The Red-eared Slider Turtle is a member of the Emydidae. The three subspecies include the Red-eared Slider, the yellow-bellied slider (Georgia, Carolinas, Virginia)and the Cumberland slider (Tennessee). The Red-eared Slider is native to the Mississippi from Louisiana north to South Michigan and west through Texas, Oklahoma and Kansas. This slider has a broad red stripe from the back of the eye extending onto the neck. The Red-eared Slider is a tough critter, surviving environmental changes, being treated roughly and enduring changes in habitat. Its survival is attributed to its adaptability to a wide range of temperature changes. Sliders are found in the freshwaters of slow moving parts of large rivers and swamps.

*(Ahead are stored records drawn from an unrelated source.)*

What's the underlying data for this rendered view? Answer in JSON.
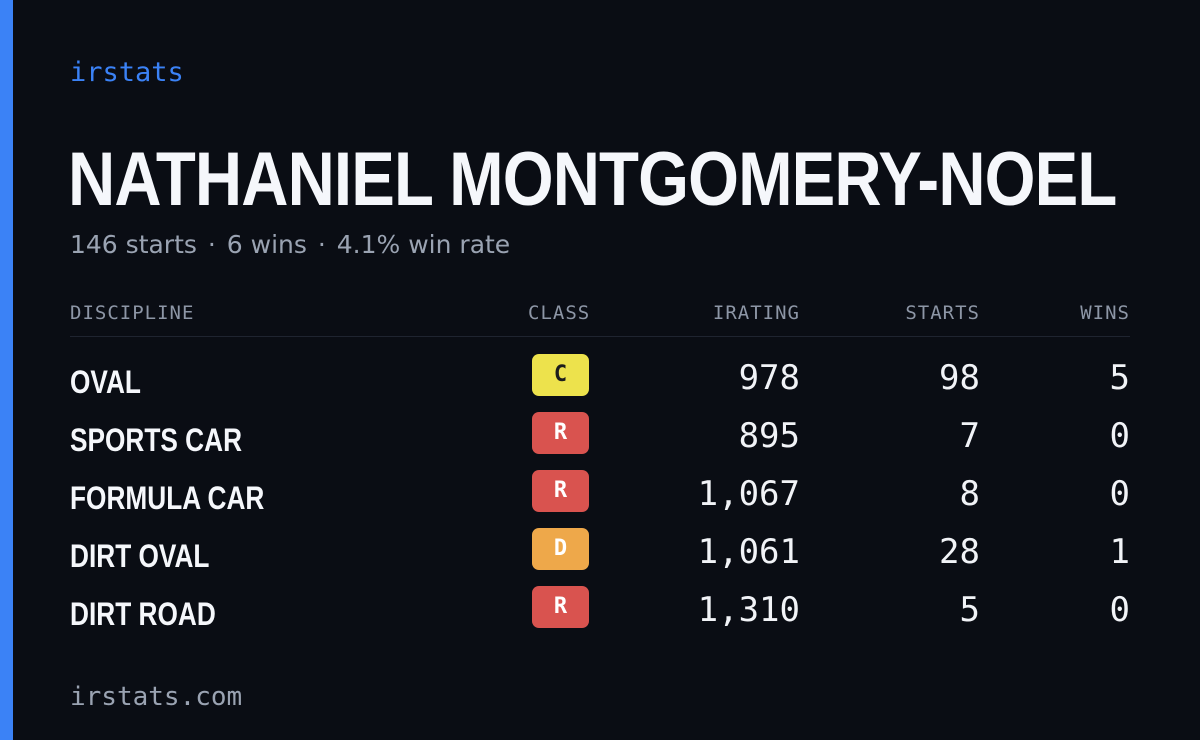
{
  "brand": "irstats",
  "player": {
    "name": "NATHANIEL MONTGOMERY-NOEL",
    "starts_text": "146 starts",
    "wins_text": "6 wins",
    "winrate_text": "4.1% win rate",
    "separator": "·"
  },
  "table": {
    "headers": {
      "discipline": "DISCIPLINE",
      "class": "CLASS",
      "irating": "IRATING",
      "starts": "STARTS",
      "wins": "WINS"
    },
    "rows": [
      {
        "discipline": "OVAL",
        "class": "C",
        "irating": "978",
        "starts": "98",
        "wins": "5"
      },
      {
        "discipline": "SPORTS CAR",
        "class": "R",
        "irating": "895",
        "starts": "7",
        "wins": "0"
      },
      {
        "discipline": "FORMULA CAR",
        "class": "R",
        "irating": "1,067",
        "starts": "8",
        "wins": "0"
      },
      {
        "discipline": "DIRT OVAL",
        "class": "D",
        "irating": "1,061",
        "starts": "28",
        "wins": "1"
      },
      {
        "discipline": "DIRT ROAD",
        "class": "R",
        "irating": "1,310",
        "starts": "5",
        "wins": "0"
      }
    ]
  },
  "class_colors": {
    "C": {
      "bg": "#ede24c",
      "fg": "#1c1c1c"
    },
    "R": {
      "bg": "#d9534f",
      "fg": "#ffffff"
    },
    "D": {
      "bg": "#eea84a",
      "fg": "#ffffff"
    }
  },
  "footer": {
    "domain": "irstats.com"
  },
  "colors": {
    "accent": "#3b82f6",
    "background": "#0a0d14"
  }
}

A 20 gallon aquarium with a wire mesh cover is appropriate for hatchling sliders. Direct sunlight provides the best light, but when this is not available, UVA and UVB fluorescent lighting installed 1 1/2 feet above the tank with a day/night timer will serve. You can also provide a basking lamp over an area where the slider will bask. Your slider should have a place out of the water to rest. Be sure to secure all lights so they cannot fall into the water. In order to maintain water temperature of 75 degrees, use a submersible heater with thermostat. An underwater filter will help maintain the water at a good quality. But you’ll still need to change the water regularly. When your hatchling grows to adulthood, it needs a 125 gallon tank for a female or a 75 gallon tank for a male
You can also keep sliders outdoors in most of the United States in ponds dug 2 1/2 feet deep or 4 feet if the pond will freeze in winter.
Diet should consist of a variety of meat and vegetables. Since they prefer the meats, it’s best to feed the 2 groups at different times. Meat can be crickets, earthworm and shrimp. Cooked chicken and beef can be served as a treat once in a while. Your slider can snack on leafy vegetables like romaine lettuce and carrots, squash, green beans and aquatic plants. You can supplement the natural feedings with commercial turtle chow. Feed juveniles daily and adults every other day. Food can be the same size in volume as the turtle’s head and neck. Feeding the turtle out of the enclosure will keep the tank cleaner. Keep a cuttlebone in the tank to provide calcium. Add a reptile multivitamin with D3 to food twice weekly.
Federal laws concerning turtles, especially the sale of turtles under 4 inches long can be found here: . These laws were enacted to protect consumers, particularly children, from salmonella and also work to protect turtles who have a high mortality rate in the pet trade.
Owning a Red-eared Slider is a commitment as, if cared for properly, they can live more than 40 years. If you are prepared for the responsibility of caring for the Slider, then they are great pets.